International Cooperation 
There is more international cooperation on desertification. In 2002, China, Japan, South Korea and Mongolia established a joint system on prevention and control of sandstorms. Since 2013, China has assisted Mongolia with training staff.  

But since climate change is exerting an ever greater influence, sand prevention and control should no longer be merely planting trees. 

Experts warned of abnormal temperature rises in Mongolia in the last two years and that a tipping point could be approaching. They point out that sandstorms are not always negative, since it could bring necessary fertilizer to marine plankton, and to a certain extent, can prevent solar radiation from reaching the Earth’s surface, much like ash from a volcano, by reflecting it back to the atmosphere.  

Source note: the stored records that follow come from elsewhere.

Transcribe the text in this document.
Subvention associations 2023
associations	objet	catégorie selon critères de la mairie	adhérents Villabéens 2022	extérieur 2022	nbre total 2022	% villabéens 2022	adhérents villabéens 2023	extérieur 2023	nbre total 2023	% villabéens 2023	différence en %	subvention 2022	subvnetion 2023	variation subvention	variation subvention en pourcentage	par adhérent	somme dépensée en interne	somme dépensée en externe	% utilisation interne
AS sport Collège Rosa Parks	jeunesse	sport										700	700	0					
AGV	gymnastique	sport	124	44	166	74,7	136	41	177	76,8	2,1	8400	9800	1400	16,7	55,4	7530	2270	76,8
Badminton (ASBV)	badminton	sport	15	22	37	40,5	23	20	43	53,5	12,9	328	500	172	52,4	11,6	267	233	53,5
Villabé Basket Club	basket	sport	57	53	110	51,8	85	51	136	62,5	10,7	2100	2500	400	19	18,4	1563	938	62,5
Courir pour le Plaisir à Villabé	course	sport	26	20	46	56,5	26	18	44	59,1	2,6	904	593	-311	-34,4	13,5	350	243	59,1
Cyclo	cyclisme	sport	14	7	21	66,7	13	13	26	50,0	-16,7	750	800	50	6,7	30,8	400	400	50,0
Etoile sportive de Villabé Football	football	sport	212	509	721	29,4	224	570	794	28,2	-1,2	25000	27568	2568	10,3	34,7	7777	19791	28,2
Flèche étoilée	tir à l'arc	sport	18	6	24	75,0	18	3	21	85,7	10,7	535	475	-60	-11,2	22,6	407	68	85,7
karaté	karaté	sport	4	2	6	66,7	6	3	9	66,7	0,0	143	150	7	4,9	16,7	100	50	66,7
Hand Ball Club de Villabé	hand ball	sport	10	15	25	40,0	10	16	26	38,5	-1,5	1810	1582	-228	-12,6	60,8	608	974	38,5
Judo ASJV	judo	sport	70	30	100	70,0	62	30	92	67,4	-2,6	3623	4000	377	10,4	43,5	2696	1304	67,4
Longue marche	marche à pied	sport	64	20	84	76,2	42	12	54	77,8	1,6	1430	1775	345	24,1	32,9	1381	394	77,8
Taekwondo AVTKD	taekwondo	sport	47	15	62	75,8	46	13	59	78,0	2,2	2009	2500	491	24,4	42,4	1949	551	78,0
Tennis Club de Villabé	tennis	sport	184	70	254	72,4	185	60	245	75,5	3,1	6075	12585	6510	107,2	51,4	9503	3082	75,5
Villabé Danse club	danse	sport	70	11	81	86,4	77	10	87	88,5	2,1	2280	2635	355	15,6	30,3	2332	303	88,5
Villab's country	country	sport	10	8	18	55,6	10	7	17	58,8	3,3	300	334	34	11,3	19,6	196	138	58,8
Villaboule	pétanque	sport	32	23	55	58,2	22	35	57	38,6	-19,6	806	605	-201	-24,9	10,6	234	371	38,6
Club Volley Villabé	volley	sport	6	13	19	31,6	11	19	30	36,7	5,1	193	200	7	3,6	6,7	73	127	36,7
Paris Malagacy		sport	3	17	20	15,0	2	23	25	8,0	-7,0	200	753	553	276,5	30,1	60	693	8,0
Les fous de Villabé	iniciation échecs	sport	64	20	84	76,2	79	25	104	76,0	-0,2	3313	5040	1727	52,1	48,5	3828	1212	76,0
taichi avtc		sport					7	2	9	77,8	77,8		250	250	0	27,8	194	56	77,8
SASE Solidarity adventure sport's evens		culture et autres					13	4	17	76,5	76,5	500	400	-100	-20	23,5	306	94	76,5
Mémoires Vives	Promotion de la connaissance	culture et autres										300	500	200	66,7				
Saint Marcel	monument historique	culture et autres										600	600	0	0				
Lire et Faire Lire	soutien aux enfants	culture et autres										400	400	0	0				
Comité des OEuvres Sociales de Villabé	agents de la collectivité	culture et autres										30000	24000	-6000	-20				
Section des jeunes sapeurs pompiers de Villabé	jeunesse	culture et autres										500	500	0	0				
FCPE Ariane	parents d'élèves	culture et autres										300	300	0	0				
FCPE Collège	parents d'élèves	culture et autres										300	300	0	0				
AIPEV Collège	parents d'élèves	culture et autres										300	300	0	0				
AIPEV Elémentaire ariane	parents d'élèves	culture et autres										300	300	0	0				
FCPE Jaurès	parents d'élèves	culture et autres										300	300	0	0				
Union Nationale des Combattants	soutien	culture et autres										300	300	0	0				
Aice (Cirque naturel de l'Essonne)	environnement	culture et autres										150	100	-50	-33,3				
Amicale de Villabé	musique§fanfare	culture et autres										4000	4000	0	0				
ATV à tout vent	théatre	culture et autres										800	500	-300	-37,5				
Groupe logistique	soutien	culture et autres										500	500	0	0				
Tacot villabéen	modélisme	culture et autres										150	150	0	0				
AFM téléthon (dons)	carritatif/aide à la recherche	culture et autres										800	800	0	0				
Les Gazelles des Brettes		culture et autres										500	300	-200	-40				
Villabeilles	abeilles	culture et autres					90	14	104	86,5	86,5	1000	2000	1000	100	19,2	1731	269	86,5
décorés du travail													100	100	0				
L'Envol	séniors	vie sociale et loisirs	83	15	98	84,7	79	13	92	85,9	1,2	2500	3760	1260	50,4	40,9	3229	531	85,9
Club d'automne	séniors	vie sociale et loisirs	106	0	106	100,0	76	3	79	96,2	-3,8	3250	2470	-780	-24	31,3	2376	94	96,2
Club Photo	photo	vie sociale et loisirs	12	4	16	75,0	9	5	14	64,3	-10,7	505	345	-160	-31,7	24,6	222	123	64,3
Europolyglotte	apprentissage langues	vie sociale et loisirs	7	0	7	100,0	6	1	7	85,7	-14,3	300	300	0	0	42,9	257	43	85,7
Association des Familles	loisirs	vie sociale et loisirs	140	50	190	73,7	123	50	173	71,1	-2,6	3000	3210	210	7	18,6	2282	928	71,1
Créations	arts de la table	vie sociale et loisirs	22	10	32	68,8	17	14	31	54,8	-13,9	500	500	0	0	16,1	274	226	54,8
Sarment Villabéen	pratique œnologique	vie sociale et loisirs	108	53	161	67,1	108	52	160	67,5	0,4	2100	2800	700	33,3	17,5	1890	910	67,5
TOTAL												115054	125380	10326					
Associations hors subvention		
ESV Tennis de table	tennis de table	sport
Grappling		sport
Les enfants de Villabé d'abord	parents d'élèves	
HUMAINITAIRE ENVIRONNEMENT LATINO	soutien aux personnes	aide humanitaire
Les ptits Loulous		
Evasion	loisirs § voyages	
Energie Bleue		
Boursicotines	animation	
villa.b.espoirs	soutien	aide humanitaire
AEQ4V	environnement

The IMF flagged the importance of preventing desertification as it will have negative economic effects, especially if Mongolia continues to rely on grazing and mining. The IMF has suggested Mongolia’s neighbors can play a role in trade-related measures against sandstorms, such as helping Mongolia expand overseas markets for meats to increase Mongolia’s income and help them decrease pasture size. The IMF also proposed a principle of moral supply. For example, the Wildlife Conservation Society based in New York has appealed to increase the sustainability of wool production in order to reduce the burden on Mongolia’s grassland.  

“Sandstorms are not only an environmental issue, but also an economic development issue. Mongolia developed its economy through grazing and mining which is a problem of economic structure, so the solution may lie in the integrated economic development of the whole of East Asia,” Wei Ke, a researcher at the Chinese Academy of Sciences told news portal The Paper in mid-April.  

In a 2022 statement from China and Mongolia, China agreed to implement joint projects with Mongolia by connecting the green development and climate change in the Belt and Road Initiative with Mongolia’s program to plant one billion trees by 2030. This includes economic cooperation in the mining industry and grassland restoration. On May 1, 2023, Chinese State Councilor and Foreign Minister Qin Gang held talks in Beijing with visiting Mongolian Foreign Minister Battsetseg Batmunkh. They agreed to strengthen cooperation on sandstorm prevention and control, and jointly promote sustainable development.  

Experts said that whether or not the sandstorms will reduce or increase in the future depends on whether on the desertification situation in Mongolia, whether China will build better and more scientific afforestation programs in its desert regions and whether global warming will be effectively eased.